Ils ont identifié 84 cas  qui présentaient à la fois plus une lymphocytose et plus de 724 lymphocytes B CD21+/µl (critère pour suspecter la nouvelle affection). Sur les 73 cas disposant des résultats d'analyses appropriés, 52 (71 %) présentaient une hyperglobulinémie. L'ensemble des différents statuts cliniques sont détaillés dans l'article (anémie dans 31 % des cas, thrombocytopénie dans 10 % des cas, splénomégalie dans 56 % des cas…). Les cellules B CD21+ représentaient de 67 à 99 % de la population lymphocytaire circulante, avec de 1 174 à 378 815 cellules CD21+/μL. Ces cas ont été appariés à plusieurs groupes témoin, des prélèvements sanguins provenant de :

  • 30 chiens de race différente du bouledogue anglais, en bonne santé, comportant 59 % de femelles, âgées de 1,9 à 8,9 ans ;
  • 49 bouledogues anglais en bonne santé, dont 41 % de femelles et âgés de de 1 à 12 ans ;
  • 53 cas de leucémie lymphocytaire chronique à cellules B sur des chiens de petite race (mais pas des bouledogues anglais).

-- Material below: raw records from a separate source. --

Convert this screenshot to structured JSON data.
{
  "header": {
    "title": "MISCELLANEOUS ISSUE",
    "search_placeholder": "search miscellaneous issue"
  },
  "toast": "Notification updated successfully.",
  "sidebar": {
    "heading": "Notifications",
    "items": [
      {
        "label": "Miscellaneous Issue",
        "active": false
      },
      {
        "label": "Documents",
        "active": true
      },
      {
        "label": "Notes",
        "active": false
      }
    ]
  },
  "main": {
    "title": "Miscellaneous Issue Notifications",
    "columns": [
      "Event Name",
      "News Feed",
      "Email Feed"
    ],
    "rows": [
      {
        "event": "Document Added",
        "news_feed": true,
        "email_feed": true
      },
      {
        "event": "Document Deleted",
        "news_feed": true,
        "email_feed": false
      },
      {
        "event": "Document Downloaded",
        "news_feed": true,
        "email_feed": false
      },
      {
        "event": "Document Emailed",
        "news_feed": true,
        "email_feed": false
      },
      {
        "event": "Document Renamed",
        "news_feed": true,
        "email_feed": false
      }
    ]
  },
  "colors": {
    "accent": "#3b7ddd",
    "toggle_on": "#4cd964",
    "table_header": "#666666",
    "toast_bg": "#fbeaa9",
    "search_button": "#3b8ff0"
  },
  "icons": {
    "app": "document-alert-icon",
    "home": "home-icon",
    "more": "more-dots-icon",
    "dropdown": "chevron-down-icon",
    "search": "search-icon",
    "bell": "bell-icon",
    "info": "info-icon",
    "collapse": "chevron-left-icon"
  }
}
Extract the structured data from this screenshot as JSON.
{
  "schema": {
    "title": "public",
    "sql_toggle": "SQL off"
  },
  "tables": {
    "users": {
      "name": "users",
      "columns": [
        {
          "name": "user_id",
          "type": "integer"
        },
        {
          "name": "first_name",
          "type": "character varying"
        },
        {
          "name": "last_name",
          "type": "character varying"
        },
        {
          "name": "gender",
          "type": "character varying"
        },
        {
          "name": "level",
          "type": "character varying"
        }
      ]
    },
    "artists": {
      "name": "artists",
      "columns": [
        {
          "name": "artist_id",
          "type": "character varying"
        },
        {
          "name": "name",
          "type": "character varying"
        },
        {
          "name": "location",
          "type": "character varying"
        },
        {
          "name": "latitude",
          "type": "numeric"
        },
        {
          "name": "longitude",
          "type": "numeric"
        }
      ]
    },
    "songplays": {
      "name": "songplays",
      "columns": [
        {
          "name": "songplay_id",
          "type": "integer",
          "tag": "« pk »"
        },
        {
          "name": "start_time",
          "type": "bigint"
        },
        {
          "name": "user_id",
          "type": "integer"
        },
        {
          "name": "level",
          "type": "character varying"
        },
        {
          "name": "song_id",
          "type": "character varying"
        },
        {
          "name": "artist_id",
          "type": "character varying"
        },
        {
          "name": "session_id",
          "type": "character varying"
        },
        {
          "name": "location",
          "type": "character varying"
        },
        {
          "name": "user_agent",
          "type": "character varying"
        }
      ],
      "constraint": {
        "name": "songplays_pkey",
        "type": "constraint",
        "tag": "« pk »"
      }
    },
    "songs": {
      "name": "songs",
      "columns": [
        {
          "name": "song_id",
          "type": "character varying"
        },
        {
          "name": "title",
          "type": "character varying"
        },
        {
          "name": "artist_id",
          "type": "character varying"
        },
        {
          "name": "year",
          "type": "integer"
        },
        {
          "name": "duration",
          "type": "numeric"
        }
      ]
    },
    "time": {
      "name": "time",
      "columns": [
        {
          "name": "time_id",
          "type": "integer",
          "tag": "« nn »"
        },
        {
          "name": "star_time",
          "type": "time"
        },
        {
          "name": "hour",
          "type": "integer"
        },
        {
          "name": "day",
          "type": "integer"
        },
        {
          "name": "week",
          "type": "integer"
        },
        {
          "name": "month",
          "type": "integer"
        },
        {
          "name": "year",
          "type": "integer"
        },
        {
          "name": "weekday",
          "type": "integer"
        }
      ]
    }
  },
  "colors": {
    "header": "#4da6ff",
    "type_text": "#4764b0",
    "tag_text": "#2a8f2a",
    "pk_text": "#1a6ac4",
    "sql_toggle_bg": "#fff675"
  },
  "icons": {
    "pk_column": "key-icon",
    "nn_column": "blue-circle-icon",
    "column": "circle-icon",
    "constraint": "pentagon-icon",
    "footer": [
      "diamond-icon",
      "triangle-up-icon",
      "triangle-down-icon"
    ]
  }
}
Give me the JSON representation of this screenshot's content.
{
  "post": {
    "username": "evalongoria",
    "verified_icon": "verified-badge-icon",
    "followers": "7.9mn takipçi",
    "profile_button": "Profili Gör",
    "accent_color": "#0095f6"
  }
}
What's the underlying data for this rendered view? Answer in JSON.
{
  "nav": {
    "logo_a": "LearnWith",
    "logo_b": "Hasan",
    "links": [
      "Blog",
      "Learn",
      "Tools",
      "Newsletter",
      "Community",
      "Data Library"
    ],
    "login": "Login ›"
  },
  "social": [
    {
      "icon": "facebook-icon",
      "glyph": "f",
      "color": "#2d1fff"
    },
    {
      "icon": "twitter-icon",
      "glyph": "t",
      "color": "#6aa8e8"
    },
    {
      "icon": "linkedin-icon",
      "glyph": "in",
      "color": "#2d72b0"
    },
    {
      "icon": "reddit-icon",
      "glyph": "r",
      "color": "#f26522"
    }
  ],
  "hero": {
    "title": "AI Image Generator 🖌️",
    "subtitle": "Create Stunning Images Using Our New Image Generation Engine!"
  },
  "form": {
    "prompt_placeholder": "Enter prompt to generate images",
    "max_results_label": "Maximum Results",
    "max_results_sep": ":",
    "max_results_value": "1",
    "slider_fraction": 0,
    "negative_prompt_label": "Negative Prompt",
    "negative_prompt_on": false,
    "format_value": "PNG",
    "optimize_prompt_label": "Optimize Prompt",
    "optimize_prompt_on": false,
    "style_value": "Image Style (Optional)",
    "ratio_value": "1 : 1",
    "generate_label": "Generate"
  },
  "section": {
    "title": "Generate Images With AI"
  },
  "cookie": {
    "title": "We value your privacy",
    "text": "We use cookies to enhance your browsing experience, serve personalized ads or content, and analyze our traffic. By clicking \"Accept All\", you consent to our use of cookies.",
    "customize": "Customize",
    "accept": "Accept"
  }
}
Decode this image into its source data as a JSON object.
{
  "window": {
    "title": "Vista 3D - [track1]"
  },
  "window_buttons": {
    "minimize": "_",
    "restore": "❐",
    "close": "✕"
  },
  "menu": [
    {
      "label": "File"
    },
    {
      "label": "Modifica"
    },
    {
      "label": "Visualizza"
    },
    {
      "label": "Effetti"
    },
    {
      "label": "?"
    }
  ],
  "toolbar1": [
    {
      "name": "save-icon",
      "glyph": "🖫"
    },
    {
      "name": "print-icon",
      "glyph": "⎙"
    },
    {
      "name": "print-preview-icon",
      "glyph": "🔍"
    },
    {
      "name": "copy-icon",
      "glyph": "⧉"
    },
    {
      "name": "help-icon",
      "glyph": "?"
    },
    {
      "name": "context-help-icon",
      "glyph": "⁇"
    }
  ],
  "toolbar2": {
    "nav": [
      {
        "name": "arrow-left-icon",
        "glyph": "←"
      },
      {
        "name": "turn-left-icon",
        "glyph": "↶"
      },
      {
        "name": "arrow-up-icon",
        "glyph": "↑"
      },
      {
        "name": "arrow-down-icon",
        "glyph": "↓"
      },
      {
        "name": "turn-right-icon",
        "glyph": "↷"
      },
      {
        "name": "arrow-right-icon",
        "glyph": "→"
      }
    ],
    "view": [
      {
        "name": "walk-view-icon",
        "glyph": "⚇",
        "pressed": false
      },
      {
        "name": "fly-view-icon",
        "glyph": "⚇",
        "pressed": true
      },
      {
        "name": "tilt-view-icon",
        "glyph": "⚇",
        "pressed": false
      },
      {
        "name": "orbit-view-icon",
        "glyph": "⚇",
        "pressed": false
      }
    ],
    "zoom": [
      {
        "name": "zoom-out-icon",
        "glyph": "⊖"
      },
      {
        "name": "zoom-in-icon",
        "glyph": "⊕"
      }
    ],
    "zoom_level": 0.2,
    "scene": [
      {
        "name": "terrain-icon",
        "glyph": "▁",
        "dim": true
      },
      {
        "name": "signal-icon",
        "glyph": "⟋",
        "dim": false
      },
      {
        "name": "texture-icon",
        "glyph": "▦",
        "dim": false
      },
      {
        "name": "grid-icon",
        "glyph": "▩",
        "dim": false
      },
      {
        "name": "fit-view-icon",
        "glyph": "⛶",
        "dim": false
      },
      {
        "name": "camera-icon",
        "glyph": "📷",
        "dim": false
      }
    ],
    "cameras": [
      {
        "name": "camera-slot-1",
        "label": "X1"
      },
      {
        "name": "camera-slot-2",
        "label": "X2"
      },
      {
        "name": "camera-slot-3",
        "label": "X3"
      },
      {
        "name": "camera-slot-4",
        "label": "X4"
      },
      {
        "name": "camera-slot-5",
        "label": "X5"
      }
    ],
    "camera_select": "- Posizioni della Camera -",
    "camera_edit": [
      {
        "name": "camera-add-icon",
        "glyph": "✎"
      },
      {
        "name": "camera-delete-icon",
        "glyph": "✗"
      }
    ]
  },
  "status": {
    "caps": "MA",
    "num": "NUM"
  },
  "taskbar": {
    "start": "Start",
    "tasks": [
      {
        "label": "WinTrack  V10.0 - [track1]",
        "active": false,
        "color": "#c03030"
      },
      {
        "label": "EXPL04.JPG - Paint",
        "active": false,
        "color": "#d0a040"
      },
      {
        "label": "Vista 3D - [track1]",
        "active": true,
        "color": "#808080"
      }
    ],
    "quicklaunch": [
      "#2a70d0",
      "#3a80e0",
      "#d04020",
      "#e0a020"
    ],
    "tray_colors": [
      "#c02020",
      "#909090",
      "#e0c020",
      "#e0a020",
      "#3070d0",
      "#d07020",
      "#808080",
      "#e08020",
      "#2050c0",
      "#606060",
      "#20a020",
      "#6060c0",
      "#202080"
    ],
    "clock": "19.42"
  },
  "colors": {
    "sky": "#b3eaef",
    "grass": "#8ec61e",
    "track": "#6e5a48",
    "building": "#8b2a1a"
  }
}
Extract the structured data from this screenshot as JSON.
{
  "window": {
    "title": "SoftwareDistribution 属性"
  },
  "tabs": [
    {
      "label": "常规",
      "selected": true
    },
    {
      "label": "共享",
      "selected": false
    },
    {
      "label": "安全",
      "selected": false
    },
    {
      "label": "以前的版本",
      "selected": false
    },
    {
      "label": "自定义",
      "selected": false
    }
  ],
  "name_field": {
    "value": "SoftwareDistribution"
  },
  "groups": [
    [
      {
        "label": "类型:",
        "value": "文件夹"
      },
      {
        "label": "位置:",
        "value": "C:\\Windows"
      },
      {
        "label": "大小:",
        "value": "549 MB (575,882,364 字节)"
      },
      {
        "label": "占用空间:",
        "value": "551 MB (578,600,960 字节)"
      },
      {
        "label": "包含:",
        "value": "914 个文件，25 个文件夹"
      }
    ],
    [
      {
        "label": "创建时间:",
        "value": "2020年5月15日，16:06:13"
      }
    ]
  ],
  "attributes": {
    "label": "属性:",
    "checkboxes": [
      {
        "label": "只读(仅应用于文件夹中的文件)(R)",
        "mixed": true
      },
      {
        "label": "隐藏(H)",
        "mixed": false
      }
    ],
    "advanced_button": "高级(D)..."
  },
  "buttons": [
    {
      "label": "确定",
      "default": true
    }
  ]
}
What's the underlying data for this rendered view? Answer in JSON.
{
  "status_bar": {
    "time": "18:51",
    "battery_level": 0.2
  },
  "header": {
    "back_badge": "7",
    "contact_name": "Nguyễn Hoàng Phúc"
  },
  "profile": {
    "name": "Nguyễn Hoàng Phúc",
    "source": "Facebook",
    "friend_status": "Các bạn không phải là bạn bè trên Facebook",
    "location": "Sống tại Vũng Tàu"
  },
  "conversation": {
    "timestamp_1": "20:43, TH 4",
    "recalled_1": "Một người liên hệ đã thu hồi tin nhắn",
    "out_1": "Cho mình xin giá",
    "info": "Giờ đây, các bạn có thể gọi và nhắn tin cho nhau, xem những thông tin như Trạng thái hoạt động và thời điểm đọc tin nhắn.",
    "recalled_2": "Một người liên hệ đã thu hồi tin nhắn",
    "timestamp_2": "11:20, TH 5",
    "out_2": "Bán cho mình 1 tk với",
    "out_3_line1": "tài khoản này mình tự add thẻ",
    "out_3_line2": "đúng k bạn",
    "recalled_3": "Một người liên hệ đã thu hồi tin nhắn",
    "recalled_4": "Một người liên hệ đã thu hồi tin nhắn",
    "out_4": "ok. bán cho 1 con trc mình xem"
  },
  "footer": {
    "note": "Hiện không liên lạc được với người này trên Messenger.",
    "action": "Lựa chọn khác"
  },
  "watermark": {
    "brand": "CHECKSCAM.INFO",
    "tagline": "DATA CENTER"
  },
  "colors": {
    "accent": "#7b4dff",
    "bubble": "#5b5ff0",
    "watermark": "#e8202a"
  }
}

Jeunes mâles “non-clonaux”

Les cas présentaient un très faible niveau d'expression du CD25 sur les lymphocytes B (p<0,001 par rapport à chaque groupe témoin), tout comme pour le complexe majeur d'histocompatibilité de classe II. La clonalité des immunoglobulines a été évaluée pour 83 des cas, et dans 70 % il y avait pas de réarrangement clonal des gènes d'Ig. Lorsque les cas clonaux (n=25) étaient comparés aux non-clonaux (n=58), les premiers étaient significativement plus âgés (p=0,02) et moins souvent mâles (56 vs. 81 %, respectivement, p=0,03). Il n'y avait en revanche pas de différence pour le dénombrement des lymphocytes B CD21+. Ces cas se distinguaient aussi pour la proportion de lymphocytes B CD25+ (< 2% pour 76 et 48 % des cas, respectivement). Enfin, il y avait moins souvent de lymphadénopathie périphérique dans les cas non clonaux (2 %) que les cas clonaux (32 %, p=0,003). Enfin, 14 cas non clonaux avaient été suivis sans avoir reçu de traitement : « 10 se sont révélés en état stable sans traitement ». « Quatre cas ont été gérés avec des corticoïdes seuls ou avec une chimiothérapie par voie orale et ces cas ont présenté une réduction de leur comptage en lymphocyte B » alors qu'il est resté stable pour 7 des 10 cas sans traitement.

Prévenir les praticiens

« Notre étude identifie un syndrome chez les bouledogues anglais », que ces auteurs baptisent « lymphocytose polyclonale B des bouledogues anglais (PBLEB [en anglais]), affectant fréquemment les jeunes mâles et souvent associés à une splénomégalie ou des masses spléniques et à une hyperglobulinémie ». Cette dernière concerne des « IgA avec ou sans IgM et est non clonale », et le processus en cause « n'est pas néoplasique ». « C'est une information importante pour les praticiens généralistes qui pourraient voir les premiers résultats d'analyses de ces animaux » et les considérer comme atteints de leucémie. Néanmoins, les auteurs « supposent que ce syndrome commence par une affection non néoplasique, mais présente un potentiel de transformation maligne au fil du temps ». De fait, les sujets qui présentaient une affection clonale mais avec les autres caractéristiques du PBLEB étaient tous plus âgés et pourraient avoir suivi une telle évolution clinique. Enfin, les auteurs suspectent une origine héréditaire pour ce PBLEB.

Surveiller la progression

Quant au traitement, « des données limitées suggèrent qu'un sous-groupe de ces bouledogues peut maintenir un dénombrement lymphocytaire et un globulinémie stables sans besoin d'intervention thérapeutique. Mais un [autre] sous-groupe (y compris de cas polyclonaux) nécessite un traitement pour contrôler l'hyperglobulinémie et ses séquelles ainsi que la splénomégalie ». De plus, une fois le PBLEB identifié sur un sujet « il devra faire l'objet d'une surveillance régulière » pour détecter toute évolution vers la malignité.